DZ: Ricardo Greene, Lucía de Abrantes y Luciana Trimano son personas que vienen trabajando hace mucho tiempo sobre el “huir de la ciudad”, el cual es histórico. Con el nacimiento de las grandes metrópolis en el siglo XIX hubo gente que rechazó esa aglomeración y buscó irse a las afueras. No es un fenómeno nuevo ni lo desata la pandemia. Lo que sucede es que esa tendencia se puede haber reforzado y además el mercado inmobiliario, que estaba buscando nuevas locaciones y ofreciéndote pueblos a las afueras de las ciudades o barrios cerrados o countries, e incluso algunos intendentes buscando inversiones en ese mercado empiezan a ofrecer lugares que están fuera de la metrópolis pero que al mismo tiempo no son sustentables. Pero eso no es huir de la vida urbana, sino seguir una vida urbana conectado a internet y todas las facilidades y servicios, pero mantenerse cerca de la urbe y requiriendo transporte público para hacer trámites. Esto es precisamente porque no existen todos los servicios disponibles en el resto de las poblaciones donde la gente quisiera “huir”. Por ejemplo, si esa gente que se fue a un pueblo le agarra una pandemia, no tiene la infraestructura sanitaria para poder responder a ella. Es un gran problema. Por un lado hay especulación inmobiliaria y por otro hay deseos históricos de la gente de abandonar la ciudad. No es sólo de ricos. Siempre estuvo en la clase media ese deseo de tener su quinta o casa de fin de semana en las afueras o en otras ciudades para hacerse una escapada eventualmente. Pero al mismo tiempo sin una cantidad de servicios que necesitan para su vida cotidiana. Hay que ver cómo se desata entre los protagonistas que interactúan.

eeS: ¿Cuál crees que puede ser el rol del transporte público en el caso de que se generen esas nuevas dinámicas de población?
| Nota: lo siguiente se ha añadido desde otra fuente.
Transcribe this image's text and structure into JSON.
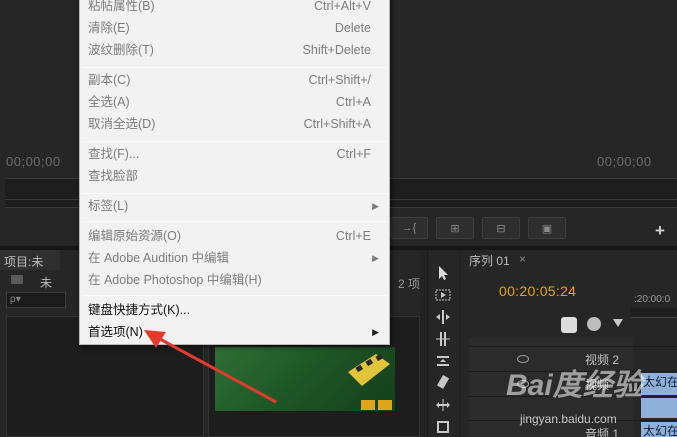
{
  "source_monitor": {
    "timecode_left": "00;00;00",
    "timecode_right": "00;00;00"
  },
  "transport_buttons": [
    "→{",
    "⊞",
    "⊟",
    "▣"
  ],
  "add_button": "+",
  "project_panel": {
    "tab_label": "项目:未",
    "name": "未",
    "item_count": "2 项",
    "search_placeholder": "ρ▾"
  },
  "tools": [
    "selection-tool",
    "track-select-tool",
    "ripple-edit-tool",
    "rolling-edit-tool",
    "rate-stretch-tool",
    "razor-tool",
    "slip-tool",
    "slide-tool",
    "pen-tool"
  ],
  "sequence_panel": {
    "tab_label": "序列 01",
    "close": "×",
    "timecode": "00:20:05:24",
    "ruler_timecode": ":20:00:0",
    "tracks": [
      {
        "label": "视频 2",
        "clip": ""
      },
      {
        "label": "视频",
        "clip": "太幻在"
      },
      {
        "label": "",
        "clip": ""
      },
      {
        "label": "音频 1",
        "clip": "太幻在"
      }
    ]
  },
  "context_menu": {
    "items": [
      {
        "label": "粘帖属性(B)",
        "shortcut": "Ctrl+Alt+V",
        "enabled": false,
        "submenu": false
      },
      {
        "label": "清除(E)",
        "shortcut": "Delete",
        "enabled": false,
        "submenu": false
      },
      {
        "label": "波纹删除(T)",
        "shortcut": "Shift+Delete",
        "enabled": false,
        "submenu": false
      },
      {
        "label": "副本(C)",
        "shortcut": "Ctrl+Shift+/",
        "enabled": false,
        "submenu": false
      },
      {
        "label": "全选(A)",
        "shortcut": "Ctrl+A",
        "enabled": false,
        "submenu": false
      },
      {
        "label": "取消全选(D)",
        "shortcut": "Ctrl+Shift+A",
        "enabled": false,
        "submenu": false
      },
      {
        "label": "查找(F)...",
        "shortcut": "Ctrl+F",
        "enabled": false,
        "submenu": false
      },
      {
        "label": "查找脸部",
        "shortcut": "",
        "enabled": false,
        "submenu": false
      },
      {
        "label": "标签(L)",
        "shortcut": "",
        "enabled": false,
        "submenu": true
      },
      {
        "label": "编辑原始资源(O)",
        "shortcut": "Ctrl+E",
        "enabled": false,
        "submenu": false
      },
      {
        "label": "在 Adobe Audition 中编辑",
        "shortcut": "",
        "enabled": false,
        "submenu": true
      },
      {
        "label": "在 Adobe Photoshop 中编辑(H)",
        "shortcut": "",
        "enabled": false,
        "submenu": false
      },
      {
        "label": "键盘快捷方式(K)...",
        "shortcut": "",
        "enabled": true,
        "submenu": false
      },
      {
        "label": "首选项(N)",
        "shortcut": "",
        "enabled": true,
        "submenu": true
      }
    ]
  },
  "watermark": {
    "logo": "Bai度经验",
    "url": "jingyan.baidu.com"
  },
  "colors": {
    "timecode_accent": "#e8a317",
    "annotation_arrow": "#e23b2e",
    "clip_blue": "#8fb0d8"
  }
}
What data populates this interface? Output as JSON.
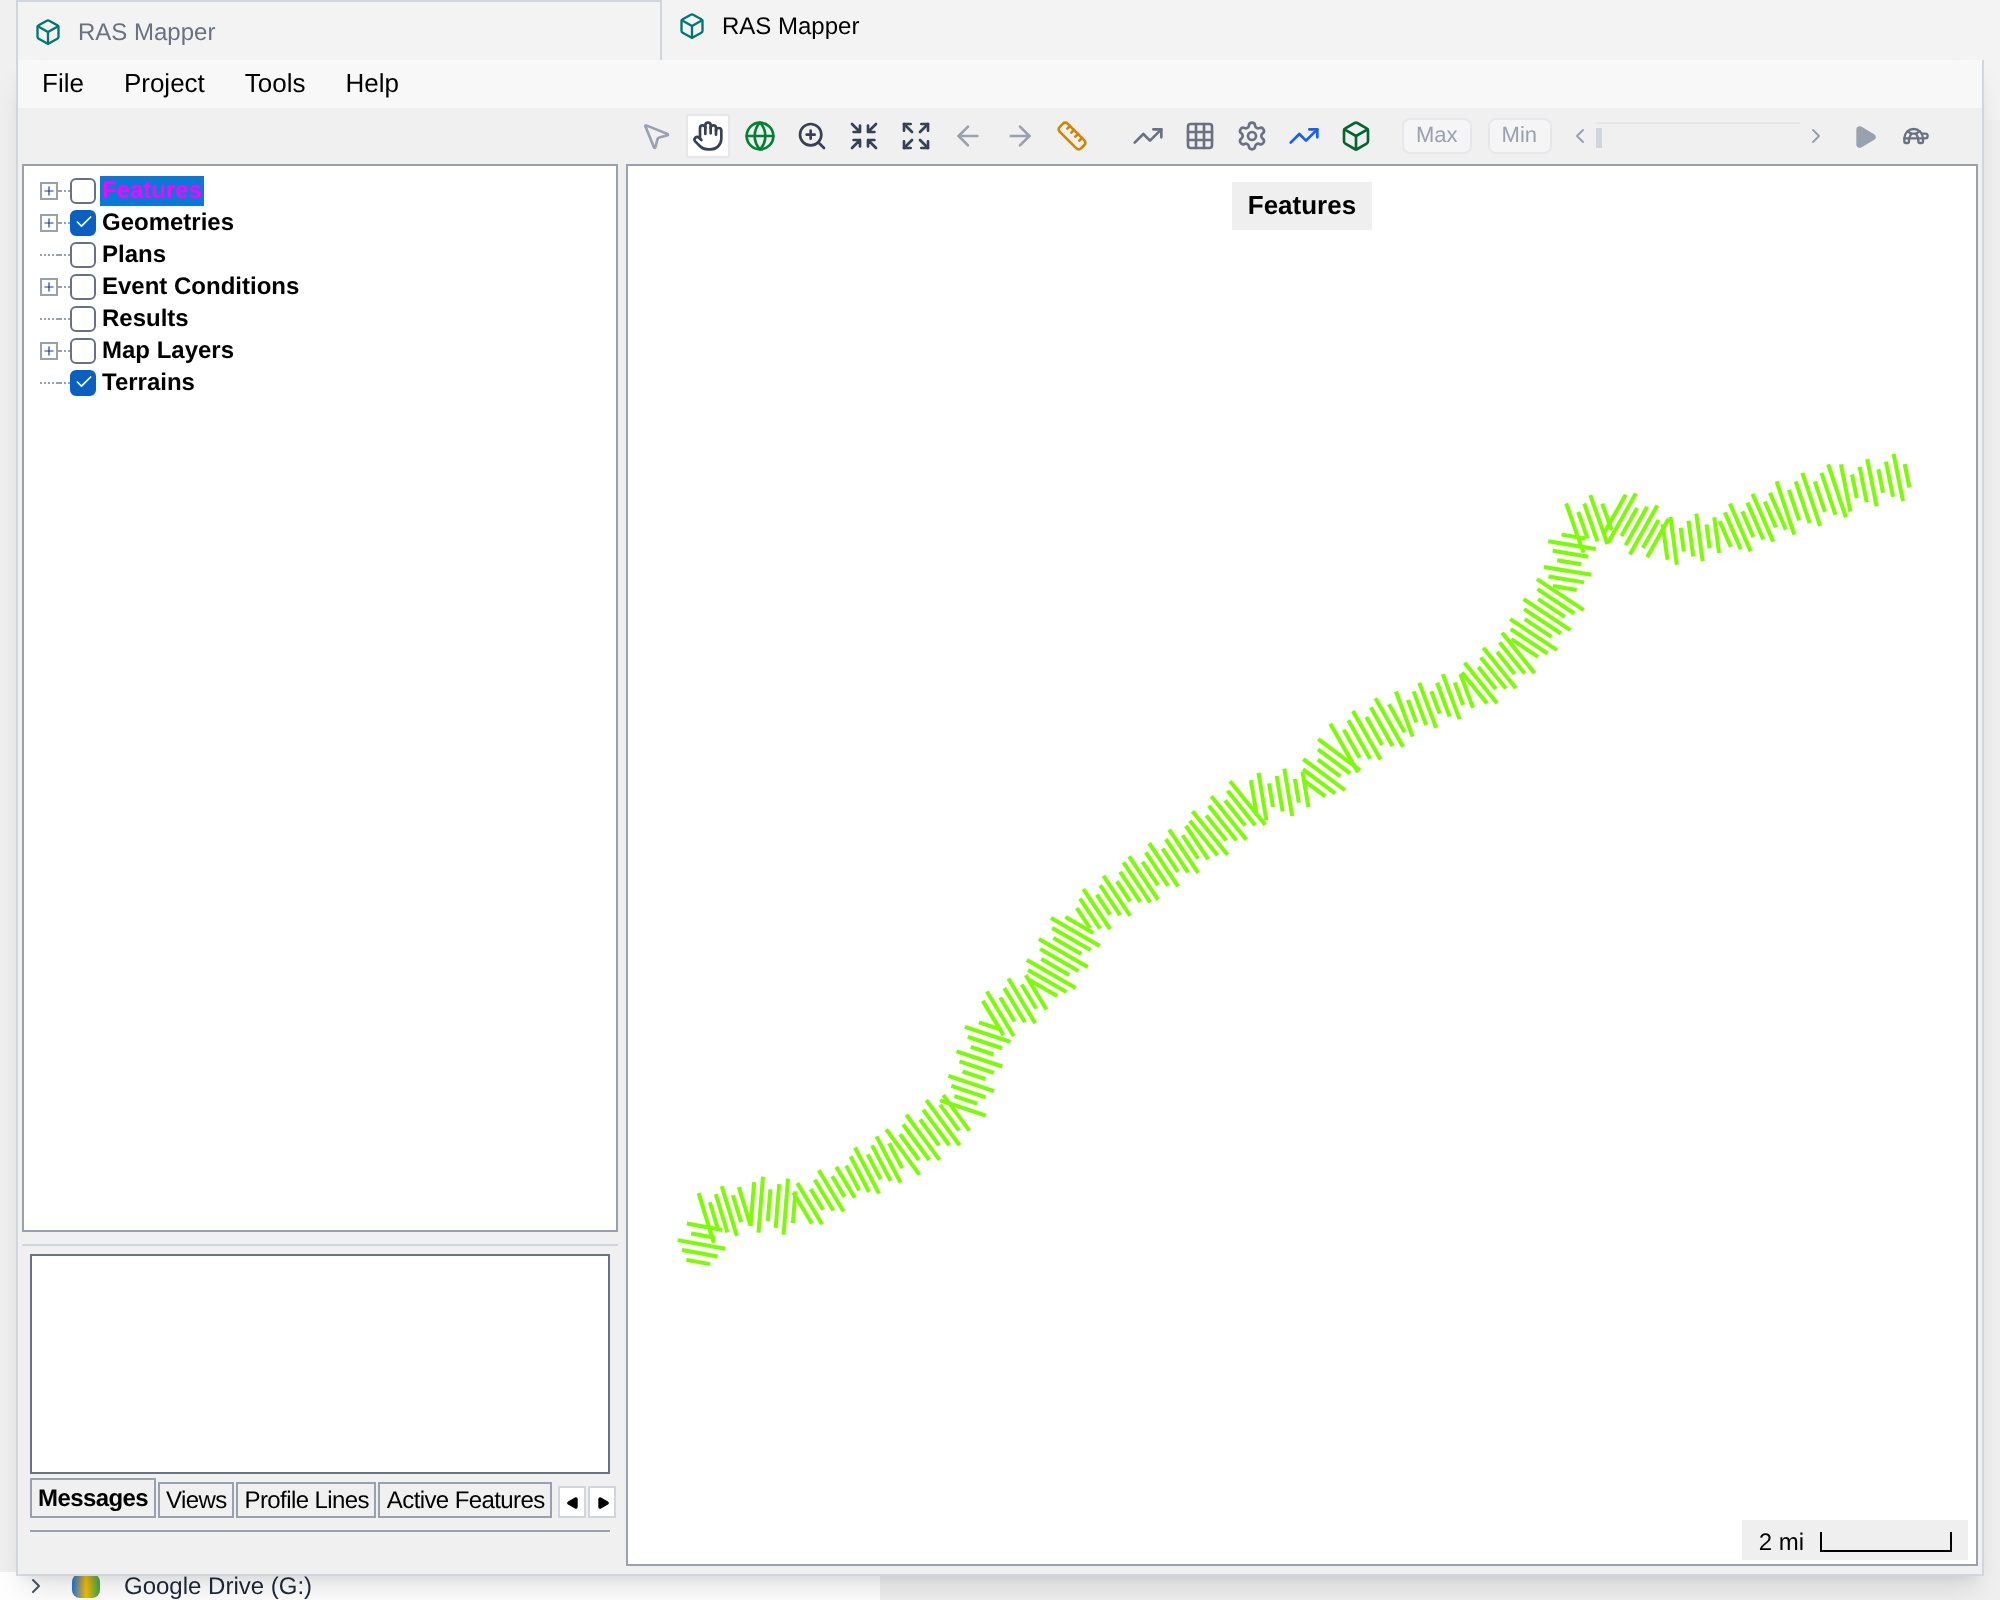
{
  "background_window": {
    "title": "RAS Mapper"
  },
  "taskbar_item": {
    "label": "Google Drive (G:)"
  },
  "window": {
    "title": "RAS Mapper"
  },
  "menu": [
    "File",
    "Project",
    "Tools",
    "Help"
  ],
  "toolbar": [
    {
      "kind": "pointer",
      "selected": false
    },
    {
      "kind": "hand",
      "selected": true
    },
    {
      "kind": "globe",
      "selected": false
    },
    {
      "kind": "zoom",
      "selected": false
    },
    {
      "kind": "shrink",
      "selected": false
    },
    {
      "kind": "expand",
      "selected": false
    },
    {
      "kind": "back",
      "selected": false
    },
    {
      "kind": "forward",
      "selected": false
    },
    {
      "kind": "ruler",
      "selected": false
    },
    {
      "kind": "gap"
    },
    {
      "kind": "chart",
      "selected": false
    },
    {
      "kind": "grid",
      "selected": false
    },
    {
      "kind": "gear",
      "selected": false
    },
    {
      "kind": "profile",
      "selected": false
    },
    {
      "kind": "cube",
      "selected": false
    }
  ],
  "time_controls": {
    "max": "Max",
    "min": "Min",
    "level": 0
  },
  "layers": [
    {
      "label": "Features",
      "checked": false,
      "expandable": true,
      "selected": true
    },
    {
      "label": "Geometries",
      "checked": true,
      "expandable": true,
      "selected": false
    },
    {
      "label": "Plans",
      "checked": false,
      "expandable": false,
      "selected": false
    },
    {
      "label": "Event Conditions",
      "checked": false,
      "expandable": true,
      "selected": false
    },
    {
      "label": "Results",
      "checked": false,
      "expandable": false,
      "selected": false
    },
    {
      "label": "Map Layers",
      "checked": false,
      "expandable": true,
      "selected": false
    },
    {
      "label": "Terrains",
      "checked": true,
      "expandable": false,
      "selected": false
    }
  ],
  "tabs": [
    {
      "label": "Messages",
      "selected": true
    },
    {
      "label": "Views",
      "selected": false
    },
    {
      "label": "Profile Lines",
      "selected": false
    },
    {
      "label": "Active Features",
      "selected": false
    }
  ],
  "map": {
    "title": "Features",
    "scale": "2 mi"
  }
}
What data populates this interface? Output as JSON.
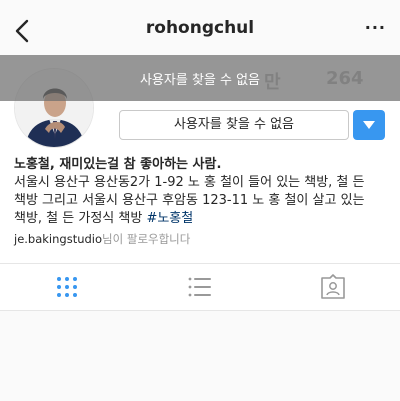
{
  "header": {
    "title": "rohongchul",
    "back_icon": "chevron-left-icon",
    "more_label": "···"
  },
  "profile": {
    "followers_count": "264",
    "stat_faded": "만"
  },
  "banner": {
    "text": "사용자를 찾을 수 없음"
  },
  "follow_button": {
    "label": "사용자를 찾을 수 없음"
  },
  "bio": {
    "name": "노홍철, 재미있는걸 참 좋아하는 사람.",
    "line1": "서울시 용산구 용산동2가 1-92 노 홍 철이 들어 있는 책방, 철 든",
    "line2": "책방 그리고 서울시 용산구 후암동 123-11 노 홍 철이 살고 있는",
    "line3_prefix": "책방, 철 든 가정식 책방 ",
    "hashtag": "#노홍철"
  },
  "followed_by": {
    "user": "je.bakingstudio",
    "suffix": "님이 팔로우합니다"
  },
  "tabs": [
    {
      "icon": "grid-icon"
    },
    {
      "icon": "list-icon"
    },
    {
      "icon": "tagged-icon"
    }
  ],
  "colors": {
    "accent": "#3897f0",
    "active_tab": "#3897f0",
    "inactive_tab": "#999999"
  }
}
DZ: Pensar que el transporte público puede hacer algo en esas ciudades dispersas es problemático. Todo lo que se venía pensando sobre la movilidad sustentable y ciudades sostenibles era en base a ciudades compactas y densas donde haya proximidades, no distancias. La ciudad dispersada es un efecto del automóvil, el aumento del uso del automóvil se da en las periferias, no los centros. En los centros se dan los efectos de congestión de la gente de la periferia que va a los centros. Crear nuevas centralidades en las periferias y que no haya transporte público derivará en que la gente se las arregle con sus motos o transportes informales, de formas individuales de solucionar un problema estructural. En ciudades muy dispersas que no estén conectadas por ferrocarril. Por ejemplo, pienso en Inglaterra que tiene una alta densidad urbana en el sentido que tiene muchos poblados cercanos uno al lado del otro y están todos conectados por el ferrocarril. Si hablamos de ese diagrama, entonces el ferrocarril puede unir regiones. Genera sus propias demandas regionales, pero debería estar articulado con el nuevo estilo de vida, porque si te vas a vivir a un pueblo pequeño pero tus hijos van a estudiar a una ciudad cercana y no hay solución de movilidad, entonces hay que estudiar y evaluar lo que se conoce como “ciudades intermedias”. La ciudad densa y compacta era una solución a la cuestión de proximidad y cercanía a los servicios, pero la pandemia vino y puso en jaque ese concepto, vino a decir “cuidado con la aglomeración porque genera contagios”. Eso siempre fue así, no es la primera vez que las ciudades viven una pandemia. Hubo pandemias peores que estas. Habría que pensar las nuevas densidades mejor distribuidas en el espacio, sin caer en el hacinamiento. Habría que ver cómo pensamos a las ciudades. Pero también es cierto que las ciudades ya están construidas, ya existen. Eso de la planificación u ordenamiento territorial que imaginan el mundo perfecto cuando ya tenemos ciudades enormes que ya están construidas. ¿Cómo las desarmás? ¿Cómo las reensamblás? Todo eso es lo que hay que pensar.